Le mercredi 7 mars à Paris, veille de la Journée internationale de la femme, le collectif Féministes en mouvements, qui fédère quarante-cinq associations, va organiser une rencontre avec les candidats en vue d'«imposer l'égalité femmes-hommes à l'agenda de la campagne présidentielle», explique Caroline de Haas, l'une des animatrices du collectif. Le 28 février, seuls trois candidats – de gauche – avaient répondu à l'appel: François Hollande, Eva Joly et Jean-Luc Mélenchon.

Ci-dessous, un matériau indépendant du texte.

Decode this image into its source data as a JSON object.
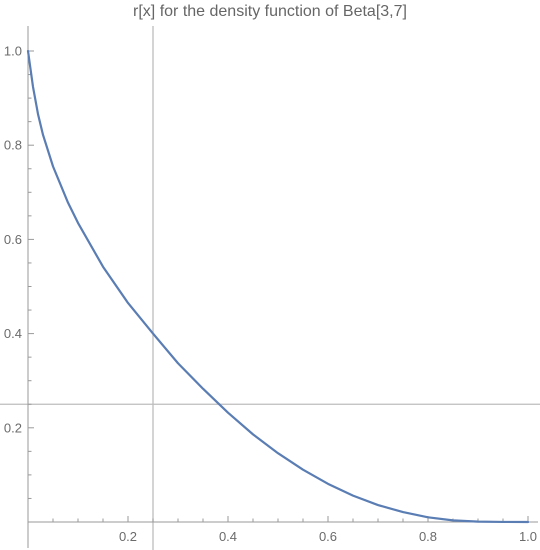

«Malgré les avancées, les inégalités demeurent criantes entre les femmes et les hommes. Et la crise économique, financière, sociale, écologique que nous traversons les accroît, poursuit-elle. Les femmes représentent plus la moitié de l'électorat et sont les premières touchées par la crise. Il est temps que les candidat(e)s à la présidentielle se le rappellent. Nous les exhortons à faire de l'égalité femmes-hommes, condition indispensable du progrès social, une priorité politique nationale.»
A ces fins, Féministes en mouvements fait circuler sur Internet une lettre ouverte aux candidats où sont listées «dix mesures prioritaires à court terme». Parmi lesquelles, la création d'un ministère des Droits des femmes, une surcotisation sur les temps partiels, l'ouverture de 500 000 places en crèche, le remboursement à 100% de l'IVG et la création de 4 500 places d'accueil pour les femmes victimes de violences conjugales.

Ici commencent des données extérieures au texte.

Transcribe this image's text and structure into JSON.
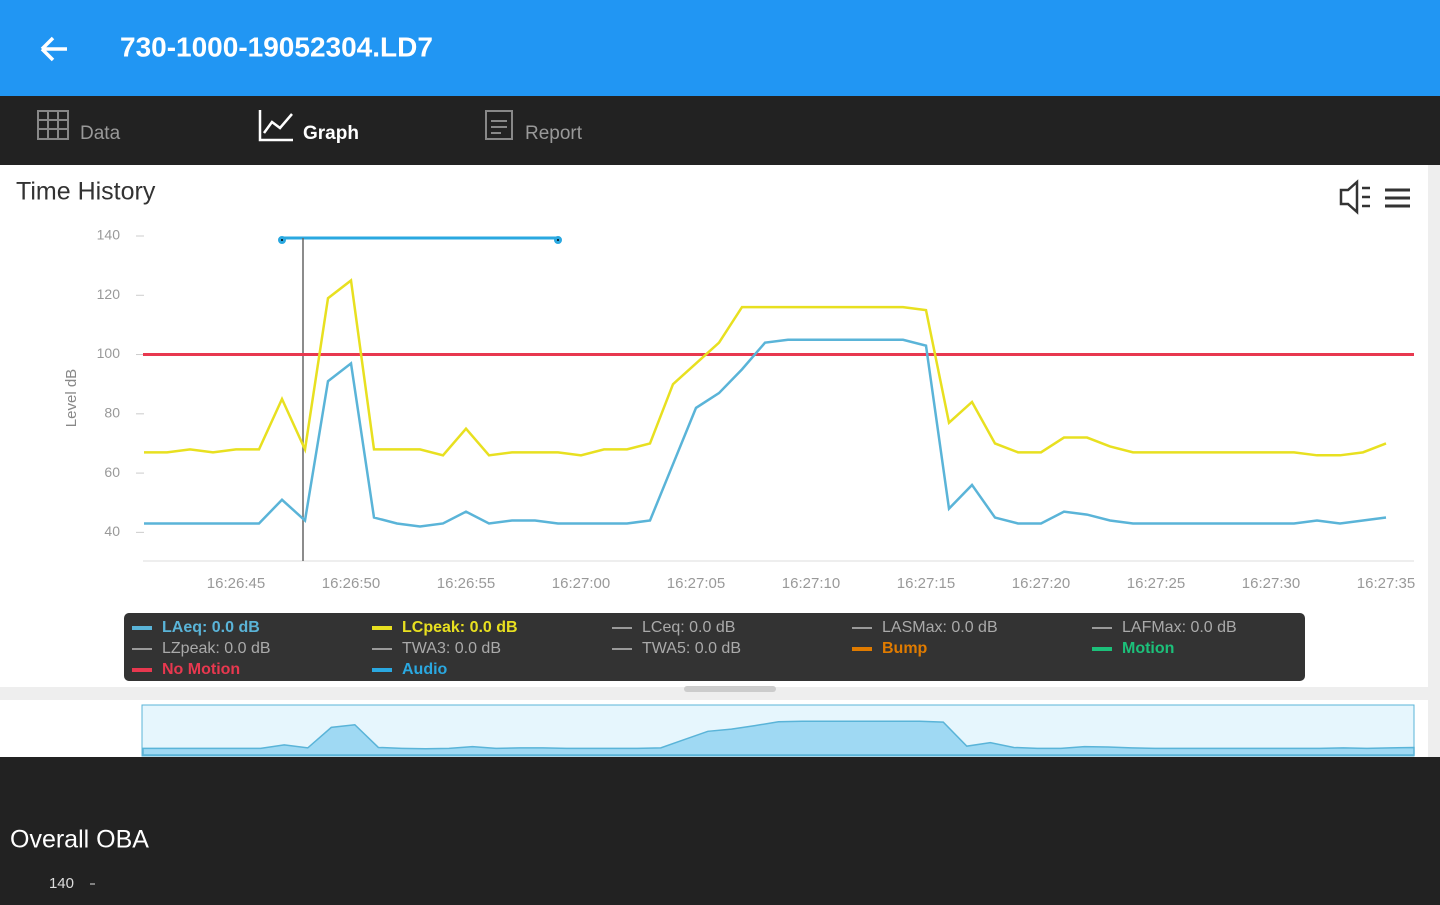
{
  "header": {
    "title": "730-1000-19052304.LD7"
  },
  "tabs": [
    "Data",
    "Graph",
    "Report"
  ],
  "chart_data": {
    "type": "line",
    "title": "Time History",
    "y_label": "Level dB",
    "categories": [
      null,
      null,
      null,
      null,
      "16:26:45",
      null,
      null,
      null,
      null,
      "16:26:50",
      null,
      null,
      null,
      null,
      "16:26:55",
      null,
      null,
      null,
      null,
      "16:27:00",
      null,
      null,
      null,
      null,
      "16:27:05",
      null,
      null,
      null,
      null,
      "16:27:10",
      null,
      null,
      null,
      null,
      "16:27:15",
      null,
      null,
      null,
      null,
      "16:27:20",
      null,
      null,
      null,
      null,
      "16:27:25",
      null,
      null,
      null,
      null,
      "16:27:30",
      null,
      null,
      null,
      null,
      "16:27:35"
    ],
    "series": [
      {
        "name": "LAeq: 0.0 dB",
        "color": "#5ab4d8",
        "values": [
          43,
          43,
          43,
          43,
          43,
          43,
          51,
          44,
          91,
          97,
          45,
          43,
          42,
          43,
          47,
          43,
          44,
          44,
          43,
          43,
          43,
          43,
          44,
          63,
          82,
          87,
          95,
          104,
          105,
          105,
          105,
          105,
          105,
          105,
          103,
          48,
          56,
          45,
          43,
          43,
          47,
          46,
          44,
          43,
          43,
          43,
          43,
          43,
          43,
          43,
          43,
          44,
          43,
          44,
          45
        ]
      },
      {
        "name": "LCpeak: 0.0 dB",
        "color": "#e8e020",
        "values": [
          67,
          67,
          68,
          67,
          68,
          68,
          85,
          68,
          119,
          125,
          68,
          68,
          68,
          66,
          75,
          66,
          67,
          67,
          67,
          66,
          68,
          68,
          70,
          90,
          97,
          104,
          116,
          116,
          116,
          116,
          116,
          116,
          116,
          116,
          115,
          77,
          84,
          70,
          67,
          67,
          72,
          72,
          69,
          67,
          67,
          67,
          67,
          67,
          67,
          67,
          67,
          66,
          66,
          67,
          70
        ]
      }
    ],
    "threshold": 100,
    "threshold_color": "#e8384f",
    "legend_extra": [
      {
        "name": "LCeq: 0.0 dB",
        "color": "#9a9a9a"
      },
      {
        "name": "LASMax: 0.0 dB",
        "color": "#9a9a9a"
      },
      {
        "name": "LAFMax: 0.0 dB",
        "color": "#9a9a9a"
      },
      {
        "name": "LZpeak: 0.0 dB",
        "color": "#9a9a9a"
      },
      {
        "name": "TWA3: 0.0 dB",
        "color": "#9a9a9a"
      },
      {
        "name": "TWA5: 0.0 dB",
        "color": "#9a9a9a"
      },
      {
        "name": "Bump",
        "color": "#e07b00"
      },
      {
        "name": "Motion",
        "color": "#1cc07a"
      },
      {
        "name": "No Motion",
        "color": "#e8384f"
      },
      {
        "name": "Audio",
        "color": "#2aa8e0"
      }
    ],
    "ylim": [
      30,
      140
    ],
    "yticks": [
      40,
      60,
      80,
      100,
      120,
      140
    ]
  },
  "overall_oba": {
    "title": "Overall OBA",
    "top_tick": "140"
  }
}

Si l'on en juge par une enquête sur les droits des femmes dans la campagne présidentielle menée par l'institut CSA les 15 et le 16 février pour Terrafemina, il ressort que pour une majorité de Français, quatre mesures sont considérées comme prioritaires: l'égalité salariale entre hommes et femmes à poste équivalent (pour 75% des Français et 79% des femmes), des condamnations plus sévères pour les hommes coupables de violences conjugales (68%), des aides spécifiques pour les femmes qui élèvent seules leurs enfants (57% des Français et 62% des femmes) et la valorisation des retraites pour les femmes qui s'arrêtent ou réduisent leur activité professionnelle pour élever leurs enfants (57%).

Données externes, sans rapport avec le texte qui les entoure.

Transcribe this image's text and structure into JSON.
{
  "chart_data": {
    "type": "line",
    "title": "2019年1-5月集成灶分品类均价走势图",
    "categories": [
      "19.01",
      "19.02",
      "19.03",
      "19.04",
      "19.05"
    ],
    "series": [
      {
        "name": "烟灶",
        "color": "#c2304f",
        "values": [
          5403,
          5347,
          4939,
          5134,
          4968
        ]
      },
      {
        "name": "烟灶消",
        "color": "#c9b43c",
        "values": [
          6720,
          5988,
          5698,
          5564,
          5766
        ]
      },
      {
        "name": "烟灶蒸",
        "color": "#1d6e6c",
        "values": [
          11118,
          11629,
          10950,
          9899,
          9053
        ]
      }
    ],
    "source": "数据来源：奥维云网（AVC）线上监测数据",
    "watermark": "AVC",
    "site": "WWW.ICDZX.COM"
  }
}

Entre décalage et paradoxe
Pour autant, l'étude CSA révèle qu'un tiers des Français (34%) interrogés sur le candidat qui serait le plus à l'écoute en matière de droits des femmes n'en cite aucun! Les femmes sont encore plus circonspectes: 39% n'accordent leur préférence à aucun candidat sur ces sujets (pour 28% des hommes). «Dans ce contexte, les préférences exprimées recoupent en grande partie la proximité politique des répondants», souligne Nicolas Fert, chargé d'études chez CSA. Ainsi, François Hollande est perçu comme le candidat le plus à l'écoute en matière de droits des femmes, même s'il ne recueille que 15% des citations (22% chez les ouvriers), devant Eva Joly et François Bayrou (10% chacun), Nicolas Sarkozy (9%), Marine Le Pen (8%) et Jean-Luc Mélenchon (4%). Pour la féministe Caroline de Haas, «il y a un décalage et un paradoxe entre la société qui a compris que l'égalité était un sujet-clé et les politiques qui ne l'ont pas intégré».
Parole d'expert
Nicolas Fert, chargé d'études au département politique-opinion de CSA
«Pas un enjeu de campagne»
«Pour près de quatre femmes sur dix, aucun candidat ne ressort comme étant le plus à l'écoute des droits des femmes. Les plus jeunes sont plus circonspectes que leurs aînées, héritières des combats pour la libération de la femme: 47% des 18-24 ans ne citent aucun candidat, pour 35% des 50-64 ans. Un clivage intergénérationnel qui apparaît plus prononcé que celui des hommes. Ces derniers ayant intégré, dans une moindre mesure, la plupart des revendications des femmes. Les droits des femmes n'apparaissent pas aujourd'hui comme un élément de clivage idéologique en vue de la présidentielle. Mais ce n'est pas parce que ces sujets ne semblent pas être un enjeu de campagne qu'ils ne sont pas un enjeu de société.»